Statistics in R: Class test 1 Flashcards
Describe the two different types of categorical data
Nominal data - Data items placed into discrete classes. There is no inherent order between categories (Gender, Blood Group)
Ordinal data - numbers (or letters) acting as labels only, data are
placed in an order based on their value. Various categories can be logically arranged in a meaningful order (Ranks, Grades)
Describe the difference between interval and ratio data
For interval data doubling is not meaningful and there is no true zero (Temperature). For ratio data these two factors are meaningful, such as distance
Describe the difference between continuous and discrete data
Continuous data has an infinite number of values such as weight where a value of 1.5kg is meaningful.
Discrete data is has a set number of values, for example 1.5 fingers is not meaningful
What indicates that a dataset is normally distributed?
68% of data is + or - 1 standard deviation away from the centre mean
Define the mean, median and mode
Mean - average of all values
Mode - the value that occurs most frequently
Median - the middle value
What are the null hypothesis and the alternative hypothesis?
Null hypothesis - there is no significant difference, correlation or relationship
Alternative hypothesis - there is a significant relationship correlation or difference
What is a Type I and Type II error?
A Type I error is a false rejection of the null hypothesis
A Type II error is the non-rejection of a false null hypothesis
What is the p-value?
The p-value is a measure of whether the results of your test could have occurred by chance.
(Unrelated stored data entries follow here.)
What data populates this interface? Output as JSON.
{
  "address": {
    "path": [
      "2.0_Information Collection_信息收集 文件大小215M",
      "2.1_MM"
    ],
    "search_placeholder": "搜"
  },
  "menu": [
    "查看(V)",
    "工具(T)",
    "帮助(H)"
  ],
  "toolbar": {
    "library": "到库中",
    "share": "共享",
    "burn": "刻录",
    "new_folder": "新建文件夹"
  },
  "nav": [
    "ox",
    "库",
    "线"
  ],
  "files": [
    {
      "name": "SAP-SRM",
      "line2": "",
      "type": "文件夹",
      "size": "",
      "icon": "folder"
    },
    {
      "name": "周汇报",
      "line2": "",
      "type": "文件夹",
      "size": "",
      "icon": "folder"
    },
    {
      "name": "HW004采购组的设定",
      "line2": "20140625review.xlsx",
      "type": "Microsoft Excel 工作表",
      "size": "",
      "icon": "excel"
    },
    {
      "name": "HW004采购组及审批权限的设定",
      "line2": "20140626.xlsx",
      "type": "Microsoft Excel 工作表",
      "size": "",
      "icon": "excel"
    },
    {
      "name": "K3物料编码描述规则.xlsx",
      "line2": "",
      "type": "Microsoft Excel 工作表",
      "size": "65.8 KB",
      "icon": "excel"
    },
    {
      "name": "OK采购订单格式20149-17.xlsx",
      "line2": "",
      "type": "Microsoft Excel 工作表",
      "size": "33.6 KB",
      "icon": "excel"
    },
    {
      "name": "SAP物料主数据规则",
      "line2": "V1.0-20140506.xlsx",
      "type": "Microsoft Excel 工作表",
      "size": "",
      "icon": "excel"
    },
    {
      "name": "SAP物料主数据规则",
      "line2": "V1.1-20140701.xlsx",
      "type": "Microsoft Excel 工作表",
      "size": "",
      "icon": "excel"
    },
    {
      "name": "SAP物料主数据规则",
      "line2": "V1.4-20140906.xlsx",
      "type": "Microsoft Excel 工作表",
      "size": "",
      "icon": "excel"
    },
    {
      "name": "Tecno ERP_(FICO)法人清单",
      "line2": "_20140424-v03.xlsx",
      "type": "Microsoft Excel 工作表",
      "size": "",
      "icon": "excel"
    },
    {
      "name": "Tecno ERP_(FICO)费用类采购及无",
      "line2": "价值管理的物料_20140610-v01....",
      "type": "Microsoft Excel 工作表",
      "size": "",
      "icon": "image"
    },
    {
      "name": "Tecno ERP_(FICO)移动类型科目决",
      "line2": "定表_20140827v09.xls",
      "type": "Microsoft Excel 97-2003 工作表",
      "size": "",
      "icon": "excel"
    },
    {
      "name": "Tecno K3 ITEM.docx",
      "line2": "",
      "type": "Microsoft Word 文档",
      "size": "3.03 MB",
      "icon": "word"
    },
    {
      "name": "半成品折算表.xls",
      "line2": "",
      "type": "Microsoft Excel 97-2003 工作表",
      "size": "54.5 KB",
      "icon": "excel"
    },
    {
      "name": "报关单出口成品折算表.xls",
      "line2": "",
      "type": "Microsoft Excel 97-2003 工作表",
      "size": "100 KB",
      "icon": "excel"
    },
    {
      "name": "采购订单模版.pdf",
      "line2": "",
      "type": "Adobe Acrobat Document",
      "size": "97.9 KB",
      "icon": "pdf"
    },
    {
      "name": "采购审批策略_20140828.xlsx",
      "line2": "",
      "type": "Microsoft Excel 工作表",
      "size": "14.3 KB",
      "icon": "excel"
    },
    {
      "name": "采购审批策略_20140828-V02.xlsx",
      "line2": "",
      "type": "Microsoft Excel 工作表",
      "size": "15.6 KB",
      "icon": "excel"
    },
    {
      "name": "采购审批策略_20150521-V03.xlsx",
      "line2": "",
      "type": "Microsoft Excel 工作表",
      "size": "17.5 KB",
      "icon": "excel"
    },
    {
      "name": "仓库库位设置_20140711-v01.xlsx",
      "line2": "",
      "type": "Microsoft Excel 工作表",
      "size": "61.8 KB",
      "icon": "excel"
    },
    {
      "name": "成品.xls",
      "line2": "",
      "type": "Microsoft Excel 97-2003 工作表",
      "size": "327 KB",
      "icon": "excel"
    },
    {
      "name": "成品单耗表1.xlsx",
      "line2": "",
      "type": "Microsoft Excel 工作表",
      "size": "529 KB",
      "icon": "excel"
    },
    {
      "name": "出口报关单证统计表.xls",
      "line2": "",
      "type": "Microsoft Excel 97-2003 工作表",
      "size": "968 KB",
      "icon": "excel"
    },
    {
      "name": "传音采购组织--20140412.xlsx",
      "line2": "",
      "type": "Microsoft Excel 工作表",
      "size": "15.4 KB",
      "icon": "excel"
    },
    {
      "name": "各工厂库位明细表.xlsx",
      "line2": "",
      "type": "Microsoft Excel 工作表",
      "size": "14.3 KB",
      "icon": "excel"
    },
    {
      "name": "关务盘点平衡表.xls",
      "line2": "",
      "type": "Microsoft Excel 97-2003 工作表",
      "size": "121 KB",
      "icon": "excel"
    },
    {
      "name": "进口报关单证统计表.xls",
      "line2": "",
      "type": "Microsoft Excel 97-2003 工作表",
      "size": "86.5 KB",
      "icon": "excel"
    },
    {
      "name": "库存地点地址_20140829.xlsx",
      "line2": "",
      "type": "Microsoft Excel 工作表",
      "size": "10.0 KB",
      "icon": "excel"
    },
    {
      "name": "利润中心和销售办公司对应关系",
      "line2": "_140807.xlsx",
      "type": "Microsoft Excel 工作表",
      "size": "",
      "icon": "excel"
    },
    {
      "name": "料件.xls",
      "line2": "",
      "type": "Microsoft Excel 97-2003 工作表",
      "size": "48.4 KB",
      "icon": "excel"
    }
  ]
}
If the p-value is <=0.05 then the results are significant and the null hypothesis can be rejected
What does Pearson’s correlation coefficient(r) tell us?
The strength and direction of a linear, normally distributed, numerical relationship between two variables between -1 and +1 with values close to +1 and -1 indicating correlation and close to 0 indicating no relationship
Why is linear regression used?
To determine the line of best fit in a dataset that is linear, normally distributed and numerical and make predictions based of this
What are residuals?
Residuals are the difference between observed values and the predicted values from the line of best fit
What does the Coefficient of Determination(r^2) tell us and how is it found?
The Coefficient of Determination tells us how much of the variance in the response variable is caused by the explanatory variable and is found by squaring Pearson’s(r)
What does the Adjusted r^2 value tell us?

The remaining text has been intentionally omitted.